Akston, was next. He joined us within one evening’s conversation. William Hastings, who had been my boss in the research laboratory of Twentieth Century Motors, had a hard time, fighting it out with himself. It took him a year. But he joined. Then Richard Halley. Then Midas Mulligan.”

“—who took fifteen minutes,” said Mulligan.

She turned to him. “It was you who established this valley?”

“Yes,” said Mulligan. “It was just my own private retreat, at first. I bought it years ago, I bought miles of these mountains, section by section, from ranchers and cattlemen who didn’t know what they owned. The valley is not listed on any map. I built this house, when I decided to quit. I cut off all possible avenues of approach, except one road—and it’s camouflaged beyond anyone’s power to discover—and I stocked this place to be self-supporting, so that I could live here for the rest of my life and never have to see the face of a looter. When I heard that John had got Judge Narragansett, too, I invited the Judge to come here. Then we asked Richard Halley to join us. The others remained outside, at first.”

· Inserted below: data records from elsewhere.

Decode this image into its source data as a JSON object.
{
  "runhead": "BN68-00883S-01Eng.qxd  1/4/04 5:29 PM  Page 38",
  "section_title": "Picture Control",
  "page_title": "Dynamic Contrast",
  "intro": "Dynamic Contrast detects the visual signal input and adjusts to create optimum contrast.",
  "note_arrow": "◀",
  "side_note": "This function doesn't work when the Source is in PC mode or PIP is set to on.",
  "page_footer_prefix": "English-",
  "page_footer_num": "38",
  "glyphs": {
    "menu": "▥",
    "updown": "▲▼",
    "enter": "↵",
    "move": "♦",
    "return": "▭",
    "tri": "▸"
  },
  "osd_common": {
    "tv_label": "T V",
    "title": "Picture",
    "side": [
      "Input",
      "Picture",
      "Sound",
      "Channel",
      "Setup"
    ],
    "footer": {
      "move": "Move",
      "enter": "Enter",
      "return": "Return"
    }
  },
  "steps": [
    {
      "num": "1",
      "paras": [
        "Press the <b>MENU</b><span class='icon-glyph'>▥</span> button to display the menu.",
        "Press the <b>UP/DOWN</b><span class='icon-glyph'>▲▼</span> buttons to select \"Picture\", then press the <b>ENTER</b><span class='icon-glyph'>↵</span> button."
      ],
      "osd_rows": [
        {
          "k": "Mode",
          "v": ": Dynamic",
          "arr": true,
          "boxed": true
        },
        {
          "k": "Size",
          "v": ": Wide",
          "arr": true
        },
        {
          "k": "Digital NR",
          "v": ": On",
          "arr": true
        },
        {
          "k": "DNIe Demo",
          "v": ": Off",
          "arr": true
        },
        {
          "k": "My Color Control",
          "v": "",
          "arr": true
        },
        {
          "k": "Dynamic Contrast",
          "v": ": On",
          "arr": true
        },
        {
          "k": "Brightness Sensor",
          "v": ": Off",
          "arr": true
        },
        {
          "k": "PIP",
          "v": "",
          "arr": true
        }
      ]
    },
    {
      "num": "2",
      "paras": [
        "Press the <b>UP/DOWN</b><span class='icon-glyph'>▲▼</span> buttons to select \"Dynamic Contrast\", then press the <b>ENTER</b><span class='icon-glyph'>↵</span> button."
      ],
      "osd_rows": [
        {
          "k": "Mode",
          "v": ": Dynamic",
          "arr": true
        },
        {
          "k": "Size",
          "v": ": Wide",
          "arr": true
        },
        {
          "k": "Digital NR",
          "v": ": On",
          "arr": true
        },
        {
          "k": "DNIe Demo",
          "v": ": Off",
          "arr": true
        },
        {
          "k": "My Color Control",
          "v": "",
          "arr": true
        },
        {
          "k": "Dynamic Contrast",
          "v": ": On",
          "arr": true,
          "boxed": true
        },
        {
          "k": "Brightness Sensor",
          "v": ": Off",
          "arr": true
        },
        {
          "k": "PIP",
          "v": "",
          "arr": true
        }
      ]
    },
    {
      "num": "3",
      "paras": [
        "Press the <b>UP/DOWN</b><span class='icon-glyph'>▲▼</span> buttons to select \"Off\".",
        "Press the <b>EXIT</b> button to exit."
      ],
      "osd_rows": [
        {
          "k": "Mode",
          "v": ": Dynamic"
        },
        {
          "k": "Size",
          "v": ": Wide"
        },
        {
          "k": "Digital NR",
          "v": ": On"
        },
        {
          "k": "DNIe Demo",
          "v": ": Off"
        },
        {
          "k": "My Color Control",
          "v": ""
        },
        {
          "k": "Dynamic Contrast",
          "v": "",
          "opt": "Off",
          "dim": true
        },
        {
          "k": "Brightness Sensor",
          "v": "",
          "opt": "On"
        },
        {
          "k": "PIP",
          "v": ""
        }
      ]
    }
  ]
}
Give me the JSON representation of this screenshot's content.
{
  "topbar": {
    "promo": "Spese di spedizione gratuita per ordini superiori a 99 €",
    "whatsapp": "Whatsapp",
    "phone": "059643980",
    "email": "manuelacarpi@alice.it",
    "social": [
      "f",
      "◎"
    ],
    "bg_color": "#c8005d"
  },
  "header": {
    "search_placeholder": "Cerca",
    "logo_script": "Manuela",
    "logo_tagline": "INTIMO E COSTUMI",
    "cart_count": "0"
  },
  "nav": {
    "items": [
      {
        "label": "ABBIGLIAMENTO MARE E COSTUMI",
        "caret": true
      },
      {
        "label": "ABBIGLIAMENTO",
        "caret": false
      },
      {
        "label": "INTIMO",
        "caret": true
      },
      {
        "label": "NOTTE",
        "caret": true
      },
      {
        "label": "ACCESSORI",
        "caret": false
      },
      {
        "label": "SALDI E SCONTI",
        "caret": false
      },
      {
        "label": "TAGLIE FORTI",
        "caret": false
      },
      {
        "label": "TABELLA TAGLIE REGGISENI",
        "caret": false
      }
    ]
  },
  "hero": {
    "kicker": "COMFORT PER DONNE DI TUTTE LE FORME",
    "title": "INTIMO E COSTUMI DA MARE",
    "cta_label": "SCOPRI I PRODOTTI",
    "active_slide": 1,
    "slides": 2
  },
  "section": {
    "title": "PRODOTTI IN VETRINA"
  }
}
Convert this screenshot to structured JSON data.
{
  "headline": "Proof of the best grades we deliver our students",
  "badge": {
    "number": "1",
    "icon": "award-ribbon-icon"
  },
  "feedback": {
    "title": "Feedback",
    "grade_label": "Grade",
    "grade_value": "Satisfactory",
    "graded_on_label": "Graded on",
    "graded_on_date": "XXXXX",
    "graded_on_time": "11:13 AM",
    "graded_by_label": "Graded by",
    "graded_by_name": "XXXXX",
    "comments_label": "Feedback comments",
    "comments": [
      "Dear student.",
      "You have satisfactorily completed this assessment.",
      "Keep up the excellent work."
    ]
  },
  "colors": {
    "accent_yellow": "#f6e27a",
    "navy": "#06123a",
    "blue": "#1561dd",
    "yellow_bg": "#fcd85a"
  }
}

“We had no rules of any kind,” said Galt, “except one. When a man took our oath, it meant a single commitment: not to work in his own profession, not to give to the world the benefit of his mind. Each of us carried it out in any manner he chose. Those who had money, retired to live on their savings. Those who had to work, took the lowest jobs they could find. Some of us had been famous; others—like that young brakeman of yours, whom Halley discovered—were stopped by us before they had set out to get tortured. But we did not give up our minds or the work we loved. Each of us continued in his real profession, in whatever manner and spare time he could manage—but he did it secretly, for his own sole benefit, giving nothing to men, sharing nothing. We were scattered all over the country, as the outcasts we had always been, only now we accepted our parts with conscious intention.

Our sole relief were the rare occasions when we could see one another.

We found that we liked to meet—in order to be reminded that human beings still existed. So we came to set aside one month a year to spend in this valley—to rest, to live in a rational world, to bring our real work out of hiding, to trade our achievements—here, where achievements meant payment, not expropriation. Each of us built his own house here, at his own expense—for one month of life out of twelve.

It made the eleven easier to bear.”

“You see, Miss Taggart,” said Hugh Akston, “man is a social being, but not in the way the looters preach.”

“It’s the destruction of Colorado that started the growth of this valley,” said Midas Mulligan. “Ellis Wyatt and the others came to live here permanently, because they had to hide. Whatever part of their wealth they could salvage, they converted into gold or machines, as I had, and they brought it here. There were enough of us to develop the place and to create jobs for those who had had to earn their living outside. We have now reached the stage where most of us can live here full time. The valley is almost self-supporting—and as to the goods that we can’t yet produce, I purchase them from the outside through a pipe line of my own. It’s a special agent, a man who does not let my money reach the looters. We are not a state here, not a society of any kind—we’re just a voluntary association of men held together by nothing but every man’s self-interest. I own the valley and I sell the land to the others, when they want it. Judge Narragansett is to act as our arbiter, hi case of disagreements. He hasn’t had to be called upon, as yet. They say that it’s hard for men to agree. You’d be surprised how easy it is—when both parties hold as their moral absolute that neither exists for the sake of the other and that reason is their only means of trade. The time is approaching when all of us will have to be called to live here—because the world is falling apart so fast that it will soon be starving.